Source: ARC from the publisher via AWTW Tours
Published: April 17, 2012 (Houghton Mifflin Harcourt)
Series or stand-alone: The Vespertine (2)
Further info/purchase: Goodreads | Barnes & Noble | Amazon
Find the author online: Twitter | Website
Heartbroken over the tragic death of her fiancé, seventeen-year-old Zora Stewart leaves Baltimore for the frontier town of West Glory, Oklahoma, to help her young widowed aunt keep her homestead going.
There she discovers that she possesses the astonishing ability to sense water under the parched earth. When her aunt hires her out as a "springsweet” to advise other settlers where to dig their wells, Zora feels the burden of holding the key to something so essential to survival in this unforgiving land.
Even more, she finds herself longing for love the way the prairie thirsts for water. Maybe, in the wildness of the territories, Zora can finally move beyond simply surviving and start living.
It's no secret that Saundra Mitchell's Gothic novel, The Vespertine was one of my favorite novels of 2011. I'm a romantic at heart, and drawn to all kinds of anachronisms, and to me, The Vespertine was a book that, wonderfully, and amazingly, just didn't fit in, didn't quite belong amidst all the other young adult books I was reading, and that's a huge part of why I loved Saundra's book and her ethereal writing style quite so much.

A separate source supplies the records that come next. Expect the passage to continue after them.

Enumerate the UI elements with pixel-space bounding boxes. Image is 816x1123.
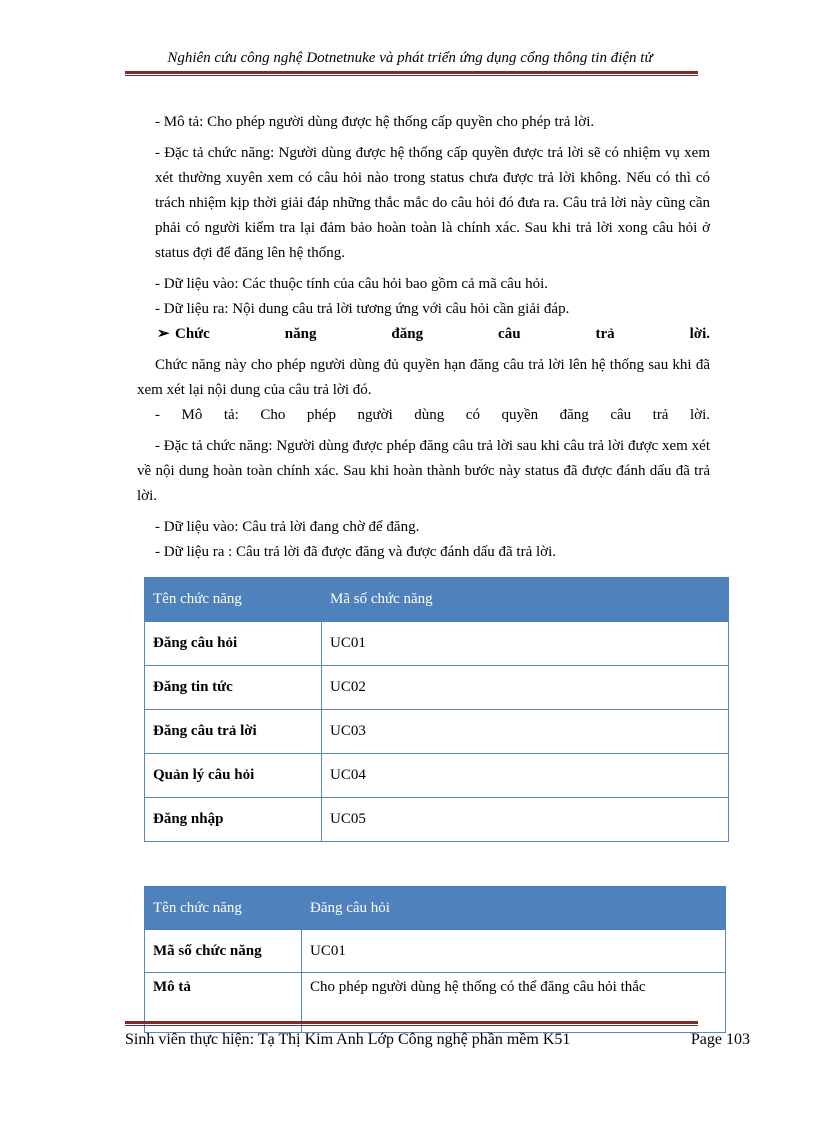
function-code-cell: UC01: [322, 622, 729, 666]
footer-rule-thick: [125, 1021, 698, 1024]
paragraph-intro: Chức năng này cho phép người dùng đủ quyền hạn đăng câu trả lời lên hệ thống sau khi đã xem xét lại nội dung của câu trả lời đó.: [137, 357, 710, 398]
function-code-cell: UC04: [322, 754, 729, 798]
table-row: [145, 666, 729, 710]
function-detail-table: [144, 886, 726, 1033]
table-header-row: [145, 887, 726, 930]
paragraph-du-lieu-ra-1: - Dữ liệu ra: Nội dung câu trả lời tương ứng với câu hỏi cần giải đáp.: [155, 301, 570, 317]
table-row: [145, 710, 729, 754]
table-row: [145, 930, 726, 973]
function-name-cell: Đăng nhập: [145, 798, 322, 842]
function-name-cell: Đăng câu trả lời: [145, 710, 322, 754]
table-row: [145, 798, 729, 842]
function-code-cell: UC05: [322, 798, 729, 842]
page-number: Page 103: [690, 1031, 750, 1048]
function-code-cell: UC02: [322, 666, 729, 710]
table-header-row: [145, 578, 729, 622]
document-body: [137, 110, 710, 565]
header-cell: Tên chức năng: [145, 578, 322, 622]
function-code-table: [144, 577, 729, 842]
paragraph-du-lieu-vao-2: - Dữ liệu vào: Câu trả lời đang chờ để đăng.: [155, 519, 420, 535]
paragraph-dac-ta-1: - Đặc tả chức năng: Người dùng được hệ thống cấp quyền được trả lời sẽ có nhiệm vụ xem xét thường xuyên xem có câu hỏi nào trong status chưa được trả lời không. Nếu có thì có trách nhiệm kịp thời giải đáp những thắc mắc do câu hỏi đó đưa ra. Câu trả lời này cũng cần phải có người kiểm tra lại đảm bảo hoàn toàn là chính xác. Sau khi trả lời xong câu hỏi ở status đợi để đăng lên hệ thống.: [155, 145, 710, 261]
section-heading: [157, 322, 710, 347]
function-name-cell: Quản lý câu hỏi: [145, 754, 322, 798]
paragraph-du-lieu-vao-1: - Dữ liệu vào: Các thuộc tính của câu hỏi bao gồm cả mã câu hỏi.: [155, 276, 549, 292]
header-cell: Mã số chức năng: [322, 578, 729, 622]
section-heading-text: Chức năng đăng câu trả lời.: [175, 326, 710, 342]
attribute-value-cell: Cho phép người dùng hệ thống có thể đăng câu hỏi thắc: [302, 973, 726, 1033]
function-name-cell: Đăng tin tức: [145, 666, 322, 710]
arrow-bullet-icon: ➢: [157, 326, 170, 342]
attribute-name-cell: Mô tả: [145, 973, 302, 1033]
attribute-value-cell: UC01: [302, 930, 726, 973]
paragraph-mo-ta-2: - Mô tả: Cho phép người dùng có quyền đăng câu trả lời.: [155, 407, 710, 423]
table-row: [145, 754, 729, 798]
paragraph-mo-ta-1: - Mô tả: Cho phép người dùng được hệ thống cấp quyền cho phép trả lời.: [155, 114, 595, 130]
function-code-cell: UC03: [322, 710, 729, 754]
table-row: [145, 622, 729, 666]
paragraph-du-lieu-ra-2: - Dữ liệu ra : Câu trả lời đã được đăng và được đánh dấu đã trả lời.: [155, 544, 556, 560]
attribute-name-cell: Mã số chức năng: [145, 930, 302, 973]
page-header-title: Nghiên cứu công nghệ Dotnetnuke và phát triển ứng dụng cổng thông tin điện tử: [167, 50, 653, 66]
header-cell: Đăng câu hỏi: [302, 887, 726, 930]
function-name-cell: Đăng câu hỏi: [145, 622, 322, 666]
footer-rule-thin: [125, 1025, 698, 1026]
header-rule-thin: [125, 75, 698, 76]
footer-author: Sinh viên thực hiện: Tạ Thị Kim Anh Lớp Công nghệ phần mềm K51: [125, 1031, 571, 1048]
paragraph-dac-ta-2: - Đặc tả chức năng: Người dùng được phép đăng câu trả lời sau khi câu trả lời được xem xét về nội dung hoàn toàn chính xác. Sau khi hoàn thành bước này status đã được đánh dấu đã trả lời.: [137, 438, 710, 504]
header-cell: Tên chức năng: [145, 887, 302, 930]
header-rule-thick: [125, 71, 698, 74]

I've recommended The Vespertine to so many people and talked extensively about it here, so when I received a copy of The Springsweet for an ARC tour, I was thrilled and elated, and I also had high hopes for the sequel to The Vespertine, it being Zora Stewart's story. The Springsweet picks up right at a year after the events of The Vespertine, and it's not a lie to say that when I read the opening passages, I felt like I'd come home, back to Saundra's beautiful writing.
That I went a little mad, I cannot deny. - Zora Stewart, page 1.
With a beginning like that, I KNEW I was going to love The Springsweet, and I did definitely adore this novel. As Zora flees Baltimore, and the reminder of the tragedies her family has suffered, she starts anew in the untamed West, and under Saundra Mitchell's pen, Oklahoma comes alive, a hot, dry, hard place that Zora nevertheless finds something elusive in: hope, and a rebirth of sorts when she discovers her ability to locate water underground, becoming a "springsweet." This touch of the paranormal was very well-done, and flowed nicely with the rest of the story. I immediately felt for Zora, who is Understandably broken and grieving, and fell for her all over again, for the spirit buried underneath her mourning. Zora was changed vastly from the first book, but she still impressed me throughout The Springsweet with her heart and her ferocity.
I also fell for secondary character Emerson Birch, and one of Zora's two would-be suitors. The second suitor, Theo de la Croix was a true gentleman, and although I found him to be very kind and sweet, it was Emerson I was drawn to: brave, unfettered Emerson. I could see why Zora gravitated toward him, as well. Saundra Mitchell certainly brought to life a man befitting the wild, feral Oklahoma, giving us just enough glimpses of Emerson, his abilities, and his heart to make him utterly irresistible. I looked forward to Zora's interactions with him, and only wish we'd seen more of them together!
The Springsweet left me a little breathless with the beautiful scope of the story playing out, and Saundra's ability to so easily draw me in to the story she's telling. Page after page, I was astounded at the grace spilling from the pages, and my ONLY complaint is that the story wasn't long enough! I wanted and needed more - more time with Zora, and with Emerson, and even with Birdie, who was a wonderfully developed character. I couldn't help it - I LOVED what I was reading and I quite desperately didn't want The Springsweet to end. However it DID end...and on an amazingly heart-pounding cliff-hanger that left me grasping at the pages, and already looking forward to the third and final book in this series, Aetherborne. I'm going to hate the wait, but I have EVERY bit of faith that it will be worth it!